Hyperparameters and validation#

import numpy as np
import pandas as pd
import matplotlib.pyplot as plt

import torch
from torch import nn, optim

Some definitions#

As we’ve seen, the numbers in a model that a minimization algorithm optimizes are called “parameters” (or “weights”):

model = nn.Sequential(
    nn.Linear(5, 5),
    nn.ReLU(),
    nn.Linear(5, 5),
    nn.ReLU(),
    nn.Linear(5, 5),
)
list(model.parameters())
[Parameter containing:
 tensor([[-0.1815,  0.1838, -0.3431, -0.4076,  0.3901],
         [ 0.3900,  0.3509,  0.2209,  0.0922, -0.0143],
         [ 0.2411,  0.0895, -0.1387, -0.4435, -0.3326],
         [ 0.4248, -0.2901, -0.3991, -0.3465,  0.2081],
         [-0.4174,  0.1309,  0.1952,  0.2023,  0.3734]], requires_grad=True),
 Parameter containing:
 tensor([ 0.0198, -0.4174,  0.4239, -0.4139,  0.3706], requires_grad=True),
 Parameter containing:
 tensor([[-0.3731,  0.1971,  0.2448, -0.2416,  0.3231],
         [ 0.1146, -0.3466,  0.0792, -0.2414,  0.2860],
         [ 0.0343,  0.4375,  0.2489,  0.0457, -0.3055],
         [-0.2955, -0.3797, -0.4261, -0.0522,  0.1353],
         [ 0.1162, -0.3882, -0.2386, -0.0326, -0.0695]], requires_grad=True),
 Parameter containing:
 tensor([ 0.3435,  0.0010, -0.0161, -0.1160,  0.0748], requires_grad=True),
 Parameter containing:
 tensor([[-1.2969e-01,  7.2057e-02,  9.5328e-02,  1.9342e-01,  7.7676e-05],
         [-9.4580e-02,  4.0030e-02,  1.0286e-01,  2.4509e-01, -2.8612e-01],
         [ 2.7807e-01,  9.2804e-02, -1.8640e-01,  2.0941e-01,  1.6396e-02],
         [-2.4038e-01,  1.8209e-01,  4.0494e-01,  2.5653e-01, -2.8209e-01],
         [-4.3381e-01, -5.0719e-02, -2.5285e-01,  2.7850e-01,  1.4529e-01]],
        requires_grad=True),
 Parameter containing:
 tensor([ 0.1687,  0.3300, -0.4072, -0.1513, -0.2254], requires_grad=True)]

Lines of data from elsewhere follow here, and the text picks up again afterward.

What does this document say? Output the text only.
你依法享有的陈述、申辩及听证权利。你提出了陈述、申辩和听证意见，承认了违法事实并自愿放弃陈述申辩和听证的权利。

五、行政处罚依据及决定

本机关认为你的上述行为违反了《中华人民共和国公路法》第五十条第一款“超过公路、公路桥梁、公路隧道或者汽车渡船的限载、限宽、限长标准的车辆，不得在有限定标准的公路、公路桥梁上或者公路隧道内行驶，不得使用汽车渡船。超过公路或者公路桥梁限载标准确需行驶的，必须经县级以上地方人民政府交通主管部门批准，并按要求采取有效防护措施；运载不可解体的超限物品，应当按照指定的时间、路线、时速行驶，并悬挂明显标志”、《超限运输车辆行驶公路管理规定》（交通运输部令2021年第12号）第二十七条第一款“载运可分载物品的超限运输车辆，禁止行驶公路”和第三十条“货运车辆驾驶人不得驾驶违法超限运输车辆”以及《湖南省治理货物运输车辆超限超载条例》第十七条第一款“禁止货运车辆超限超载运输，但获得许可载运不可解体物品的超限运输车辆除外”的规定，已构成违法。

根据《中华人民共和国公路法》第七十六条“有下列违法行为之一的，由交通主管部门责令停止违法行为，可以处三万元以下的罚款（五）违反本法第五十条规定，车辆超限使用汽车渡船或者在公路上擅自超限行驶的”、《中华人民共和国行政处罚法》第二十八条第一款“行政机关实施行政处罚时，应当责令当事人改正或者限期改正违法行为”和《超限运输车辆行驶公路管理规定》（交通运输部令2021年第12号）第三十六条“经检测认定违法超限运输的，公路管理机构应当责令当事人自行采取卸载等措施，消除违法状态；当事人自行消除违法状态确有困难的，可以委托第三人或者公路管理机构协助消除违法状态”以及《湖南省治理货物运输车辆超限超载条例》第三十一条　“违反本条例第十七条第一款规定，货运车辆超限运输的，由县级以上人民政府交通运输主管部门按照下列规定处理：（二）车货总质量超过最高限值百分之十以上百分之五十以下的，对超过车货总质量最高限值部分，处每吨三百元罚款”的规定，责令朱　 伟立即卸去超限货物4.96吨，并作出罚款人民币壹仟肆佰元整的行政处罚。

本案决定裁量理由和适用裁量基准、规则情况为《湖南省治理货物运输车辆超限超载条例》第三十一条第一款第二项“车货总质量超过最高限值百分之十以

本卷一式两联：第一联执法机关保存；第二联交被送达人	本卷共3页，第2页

I’ve discussed other changeable aspects of models,

  • architecture (number of hidden layers, how many nodes each, maybe other graph structures),

  • choice of activation function,

  • regularization techniques,

  • choice of input features,

as well as other changeable aspects of the training procedure,

  • minimization algorithm and its options (such as learning rate and momentum),

  • distribution of initial parameter values in each layer,

  • number of epochs and mini-batch size.

It would be confusing to call these choices “parameters,” so we call them “hyperparameters” (“hyper” means “over or above”). The problem of finding the best model is a collaboration between you, the human, choosing hyperparameters and the optimizer choosing parameters. Following the farming analogy from the Overview, the hyperparameters are choices that the farmer gets to make—how much water, how much sun, etc. The parameters are the low-level aspects of how a plant grows, where its leaves branch, how its veins and roots organize themselves to survive. Generally, there are a lot more parameters than hyperparameters.

If there are a lot of hyperparameters to tune, we might want to tune them algorithmically—maybe with a grid search, randomly, or with Bayesian optimization. Technically, I suppose they then become parameters, or we get a three-level hierarchy: parameters, hyperparameters, and hyperhyperparameters! Practitioners might not use consistent terminology (“using ML to tune hyperparameters” is a contradiction in terms), but just don’t get confused about who is optimizing which: algorithm 1, algorithm 2, or human. Even if some hyperparameters are being tuned by an algorithm, some of them must be chosen by hand. For instance, you choose a type of ML algorithm, maybe a neural network, maybe something else, and non-numerical choices about the network topology are generally hand-chosen. If a grid search, random search, or Bayesian optimization is choosing the rest, you do have to set the grid spacing for the grid search, the number of trials and measure of the random search, or various options in the Bayesian search. Or, a software package that you use chooses for you.

Partitioning data into training, validation, and test samples#

In the section on Regularization, we split a dataset into two samples and computed the loss function on each.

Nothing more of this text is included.